Una lista de listas: ¡Las listas son geniales para todas las áreas de la vida! Casa, trabajo, salud, belleza, aficiones, pasiones… Desde listas de “cosas que hacer” en un día, hasta listas de recetas, rutinas de belleza, cosas que hacer en vacaciones, tu top 10 de libros y tus últimos deseos… ¡No hay límites cuando se trata de escribir listas!

7. Sigue unas rutinas

Puedes pensar que eres alérgica a la palabra “hábito” pero estás obligada a tener algunos. De hecho, los hábitos y las rutinas pueden ayudarte realmente a gestionar tu tiempo así como tu salud, belleza y bienestar. Levantarte media hora antes que los demás puede conseguir que cuides de ti misma en un ambiente tranquilo. Hacer tu compra semanal en el mismo lugar también te ayuda a ser extra-eficiente.

Consejo de belleza: ¿Te gusta cambiar de esmalte de uñas cada semana? Elije un día y un momento en el que haya un buen programa de radio o televisión para aplicarte el esmalte, ¡y no te enterarás del tiempo de secado!

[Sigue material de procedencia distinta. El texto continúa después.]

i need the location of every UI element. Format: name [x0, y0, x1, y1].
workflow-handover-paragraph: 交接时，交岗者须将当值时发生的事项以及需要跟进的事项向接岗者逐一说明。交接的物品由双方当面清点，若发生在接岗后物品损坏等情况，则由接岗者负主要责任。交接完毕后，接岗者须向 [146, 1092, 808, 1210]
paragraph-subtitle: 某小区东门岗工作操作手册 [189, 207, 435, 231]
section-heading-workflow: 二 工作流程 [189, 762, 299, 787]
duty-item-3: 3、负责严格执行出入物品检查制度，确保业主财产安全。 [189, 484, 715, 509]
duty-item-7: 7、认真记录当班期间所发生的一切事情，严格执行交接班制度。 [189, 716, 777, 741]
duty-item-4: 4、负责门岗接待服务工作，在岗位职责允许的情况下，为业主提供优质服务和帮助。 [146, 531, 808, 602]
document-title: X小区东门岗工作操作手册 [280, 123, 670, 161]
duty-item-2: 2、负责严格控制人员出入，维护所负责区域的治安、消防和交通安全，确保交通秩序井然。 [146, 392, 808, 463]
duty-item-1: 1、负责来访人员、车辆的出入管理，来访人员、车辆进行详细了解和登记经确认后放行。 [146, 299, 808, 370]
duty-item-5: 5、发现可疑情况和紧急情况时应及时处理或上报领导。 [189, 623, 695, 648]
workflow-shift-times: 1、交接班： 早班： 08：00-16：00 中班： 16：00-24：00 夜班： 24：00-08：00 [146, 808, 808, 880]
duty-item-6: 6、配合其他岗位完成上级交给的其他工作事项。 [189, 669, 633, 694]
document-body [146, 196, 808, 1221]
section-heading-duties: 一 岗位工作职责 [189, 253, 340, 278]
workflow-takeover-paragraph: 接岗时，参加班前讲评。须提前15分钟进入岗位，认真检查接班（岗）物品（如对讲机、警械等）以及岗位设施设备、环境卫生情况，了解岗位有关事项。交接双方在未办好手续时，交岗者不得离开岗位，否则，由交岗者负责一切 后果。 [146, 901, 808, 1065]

8. Concédete un poco de tiempo para ti misma

Si no estás motivada para ser más organizada, piensa en los beneficios de tener algo más de tiempo para ti misma. Aprende a rechazar invitaciones que preferirías no aceptar y reserva una mínima cantidad de tiempo para ti cada semana. Tómate tu tiempo y reserva una cita en un salón de belleza o recrea un ambiente similar en casa. Embárcate en una aventura – camina sin un destino específico. Permite que tus pensamientos vayan a la deriva sin presiones ni obligaciones de conseguir un resultado, libera tu mente una hora cada semana ¡un pequeño lujo muy beneficioso!

Concierta una cita: Si siempre acabas poniendo el “tiempo para ti” en un segundo plano, pídele a una amiga con gustos parecidos a los tuyos, que te acompañe durante tu actividad de ocio. De esa manera, siempre habrá alguien que te animará a hacer cosas.

9. Delega en los que te rodean

Mira a tu alrededor. Todos esos compañeros al alcance de la fotocopiadora, tu pareja pegada a la pantalla, tus hijos discutiendo todo el tiempo… ¿Por qué no canalizar toda esa energía que lo está pidiendo a gritos?

Espíritu de equipo: En casa anima a tus hijos a tomar responsabilidades, enséñales a hacer pequeños recados y ofréceles una pequeña recompensa por ayudar (por ejemplo, tiempo libre para hacer algo todos juntos). Sugiere a tu compañero compartir las tareas del hogar, o en su defecto, el coste de una señora de la limpieza. ¿Por qué no consideras también el trueque de servicios con otras personas? Por ejemplo: solucionar un problema informático por coser el dobladillo de una falda. ¡Saldrás ganando!

10. Consigue algo que anhele tu corazón

Si has llegado hasta aquí, la décima y última regla, eso demuestra lo motivada que estás.

¡Ahora sólo tienes que ponerte en marcha! Para darte un último incentivo antes de que empieces, esta regla te ayudará realmente a empezar el año con el pie derecho. La idea es que te comprometas a lograr algo que realmente deseas.

Consigue que tus ideas fluyan: Un viaje al otro lado del mundo, retomar tus estudios, conseguir un ascenso, ir a un spa, etc… ¡Fíjate un objetivo alcanzable que te mantenga sonriendo hasta el año que viene!